The Food and Drug Administration (FDA) has announced that it will finally be taking a closer look at the health effects of indoor tanning, starting with an advisory committee meeting on March 25.
Considering that the agency has taken a decade (and counting) to release regulations guiding the manufacture, composition and advertising of sunscreens, the FDA is acting relatively quickly on indoor tanning.
Dermatologists, cancer advocates, and pediatricians, among others, have been seeking some kind of stricter regulations on indoor tanning, or, more hopefully, an outright ban. Many states and localities have begun to restrict the use of indoor tanning by minors. But, despite a wealth of evidence that excessive exposure to ultraviolet radiation, even when delivered indoors, leads to skin cancer, the federal government has not moved to more strictly police tanning salons.
Congress has been prodding the FDA for years. In 2007, the Tanning Accountability and Notification Act was included in the Food and Drug Administration Amendments Act of 2007. The TAN Act (see page 36 here) directed the FDA to study tanning bed warning labels that had been in place since 1985, with an eye towards making them more prominent and comprehensible by consumers. The FDA was then to report back to Congress.
In December 2008, the agency told lawmakers in its required report that it was considering updating the warning labels. A series of focus groups led it to believe that maybe the almost-quarter-century-old labels might have reached their expiration date.
A year later, the FDA created a web page warning consumers about the dangers of tanning indoors.

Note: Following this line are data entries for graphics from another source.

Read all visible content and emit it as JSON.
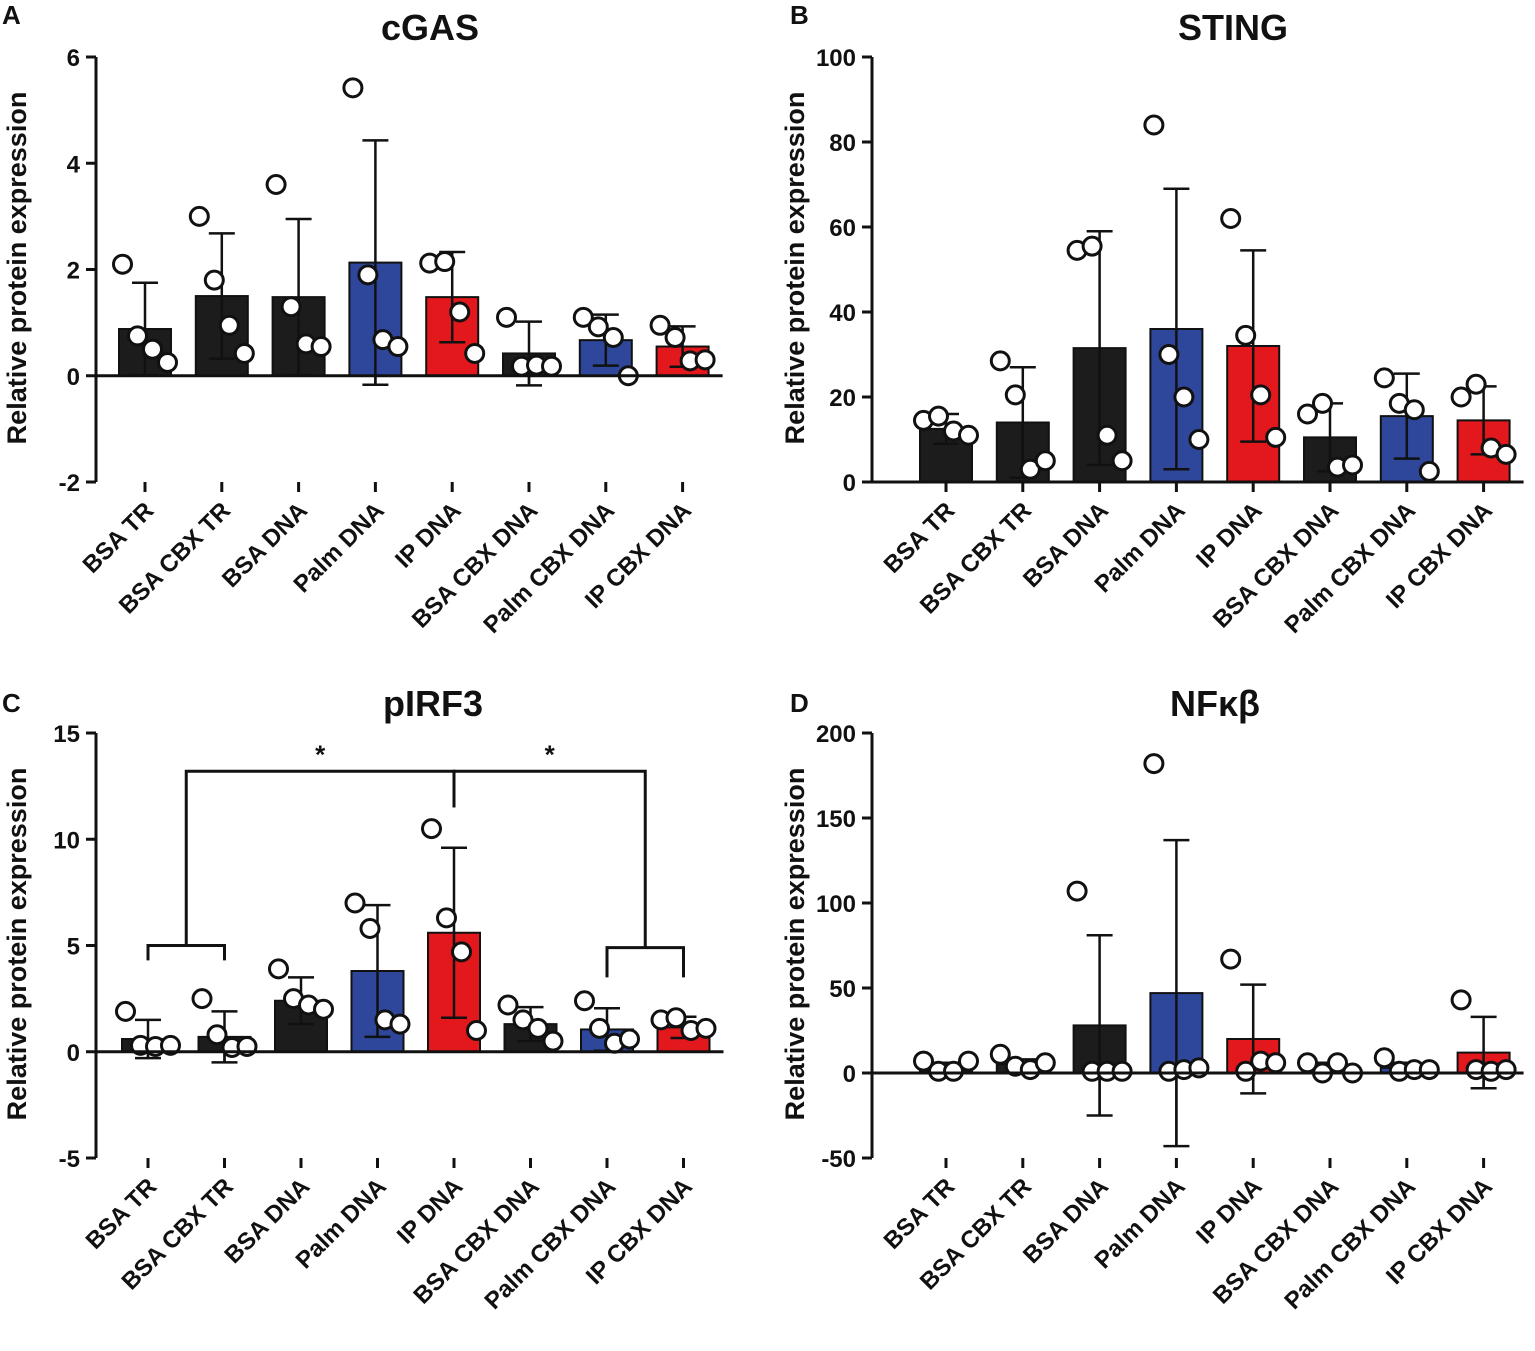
{
  "colors": {
    "black": "#1c1c1c",
    "blue": "#2e479b",
    "red": "#e3181c"
  },
  "chart_data": [
    {
      "panel": "A",
      "type": "bar",
      "title": "cGAS",
      "ylabel": "Relative protein expression",
      "xlabel": "",
      "ylim": [
        -2,
        6
      ],
      "yticks": [
        "-2",
        "0",
        "2",
        "4",
        "6"
      ],
      "categories": [
        "BSA TR",
        "BSA CBX TR",
        "BSA DNA",
        "Palm DNA",
        "IP DNA",
        "BSA CBX DNA",
        "Palm CBX DNA",
        "IP CBX DNA"
      ],
      "bar_colors": [
        "black",
        "black",
        "black",
        "blue",
        "red",
        "black",
        "blue",
        "red"
      ],
      "values": [
        0.88,
        1.5,
        1.48,
        2.13,
        1.48,
        0.42,
        0.67,
        0.55
      ],
      "error_sd": [
        0.87,
        1.18,
        1.47,
        2.3,
        0.85,
        0.6,
        0.48,
        0.38
      ],
      "points": [
        [
          2.1,
          0.75,
          0.5,
          0.25
        ],
        [
          3.0,
          1.8,
          0.95,
          0.42
        ],
        [
          3.6,
          1.3,
          0.6,
          0.55
        ],
        [
          5.42,
          1.9,
          0.68,
          0.55
        ],
        [
          2.12,
          2.15,
          1.2,
          0.42
        ],
        [
          1.1,
          0.18,
          0.2,
          0.18
        ],
        [
          1.1,
          0.92,
          0.72,
          0.0
        ],
        [
          0.95,
          0.72,
          0.28,
          0.3
        ]
      ],
      "significance": []
    },
    {
      "panel": "B",
      "type": "bar",
      "title": "STING",
      "ylabel": "Relative protein expression",
      "xlabel": "",
      "ylim": [
        0,
        100
      ],
      "yticks": [
        "0",
        "20",
        "40",
        "60",
        "80",
        "100"
      ],
      "categories": [
        "BSA TR",
        "BSA CBX TR",
        "BSA DNA",
        "Palm DNA",
        "IP DNA",
        "BSA CBX DNA",
        "Palm CBX DNA",
        "IP CBX DNA"
      ],
      "bar_colors": [
        "black",
        "black",
        "black",
        "blue",
        "red",
        "black",
        "blue",
        "red"
      ],
      "values": [
        12.5,
        14,
        31.5,
        36,
        32,
        10.5,
        15.5,
        14.5
      ],
      "error_sd": [
        3.5,
        13,
        27.5,
        33,
        22.5,
        8,
        10,
        8
      ],
      "points": [
        [
          14.5,
          15.5,
          12,
          11
        ],
        [
          28.5,
          20.5,
          3,
          5
        ],
        [
          54.5,
          55.5,
          11,
          5
        ],
        [
          84,
          30,
          20,
          10
        ],
        [
          62,
          34.5,
          20.5,
          10.5
        ],
        [
          16,
          18.5,
          3.5,
          4
        ],
        [
          24.5,
          18.5,
          17,
          2.5
        ],
        [
          20,
          23,
          8,
          6.5
        ]
      ],
      "significance": []
    },
    {
      "panel": "C",
      "type": "bar",
      "title": "pIRF3",
      "ylabel": "Relative protein expression",
      "xlabel": "",
      "ylim": [
        -5,
        15
      ],
      "yticks": [
        "-5",
        "0",
        "5",
        "10",
        "15"
      ],
      "categories": [
        "BSA TR",
        "BSA CBX TR",
        "BSA DNA",
        "Palm DNA",
        "IP DNA",
        "BSA CBX DNA",
        "Palm CBX DNA",
        "IP CBX DNA"
      ],
      "bar_colors": [
        "black",
        "black",
        "black",
        "blue",
        "red",
        "black",
        "blue",
        "red"
      ],
      "values": [
        0.6,
        0.7,
        2.4,
        3.8,
        5.6,
        1.3,
        1.05,
        1.15
      ],
      "error_sd": [
        0.9,
        1.2,
        1.1,
        3.1,
        4.0,
        0.8,
        1.0,
        0.5
      ],
      "points": [
        [
          1.9,
          0.3,
          0.25,
          0.3
        ],
        [
          2.5,
          0.8,
          0.2,
          0.25
        ],
        [
          3.9,
          2.5,
          2.2,
          2.0
        ],
        [
          7.0,
          5.8,
          1.5,
          1.3
        ],
        [
          10.5,
          6.3,
          4.7,
          1.0
        ],
        [
          2.2,
          1.5,
          1.1,
          0.5
        ],
        [
          2.4,
          1.1,
          0.4,
          0.6
        ],
        [
          1.5,
          1.6,
          1.0,
          1.1
        ]
      ],
      "significance": [
        {
          "label": "*",
          "from_group": [
            0,
            1
          ],
          "to": 4
        },
        {
          "label": "*",
          "from": 4,
          "to_group": [
            6,
            7
          ]
        }
      ]
    },
    {
      "panel": "D",
      "type": "bar",
      "title": "NFκβ",
      "ylabel": "Relative protein expression",
      "xlabel": "",
      "ylim": [
        -50,
        200
      ],
      "yticks": [
        "-50",
        "0",
        "50",
        "100",
        "150",
        "200"
      ],
      "categories": [
        "BSA TR",
        "BSA CBX TR",
        "BSA DNA",
        "Palm DNA",
        "IP DNA",
        "BSA CBX DNA",
        "Palm CBX DNA",
        "IP CBX DNA"
      ],
      "bar_colors": [
        "black",
        "black",
        "black",
        "blue",
        "red",
        "black",
        "blue",
        "red"
      ],
      "values": [
        3,
        5,
        28,
        47,
        20,
        3,
        3,
        12
      ],
      "error_sd": [
        3,
        3,
        53,
        90,
        32,
        3,
        3,
        21
      ],
      "points": [
        [
          7,
          1,
          1,
          7
        ],
        [
          11,
          4,
          2,
          6
        ],
        [
          107,
          1,
          1,
          1
        ],
        [
          182,
          1,
          2,
          3
        ],
        [
          67,
          1,
          7,
          6
        ],
        [
          6,
          0,
          6,
          0
        ],
        [
          9,
          1,
          2,
          2
        ],
        [
          43,
          2,
          1,
          2
        ]
      ],
      "significance": []
    }
  ]
}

And now, the advisory panel. According to the announcement, "There continues to be a growing body of literature showing association of skin cancer with use of tanning lamps and the committee will discuss this information and other information related to the association of UV and skin cancer (both melanoma and non-melanoma). The committee will be asked to recommend whether changes to current classification or current regulatory controls of UV emitting devices (lamps) used for tanning are needed."
Expect a lively discussion at the meeting, with likely appearances by tanning salon owners and the Indoor Tanning Association. Those groups are already unhappy about a 10% tax on tanning users that's being proposed as part of health reform.
The agency usually takes its' advisory committees' advice to heart. We'll be keeping an eye on this panel's proceedings.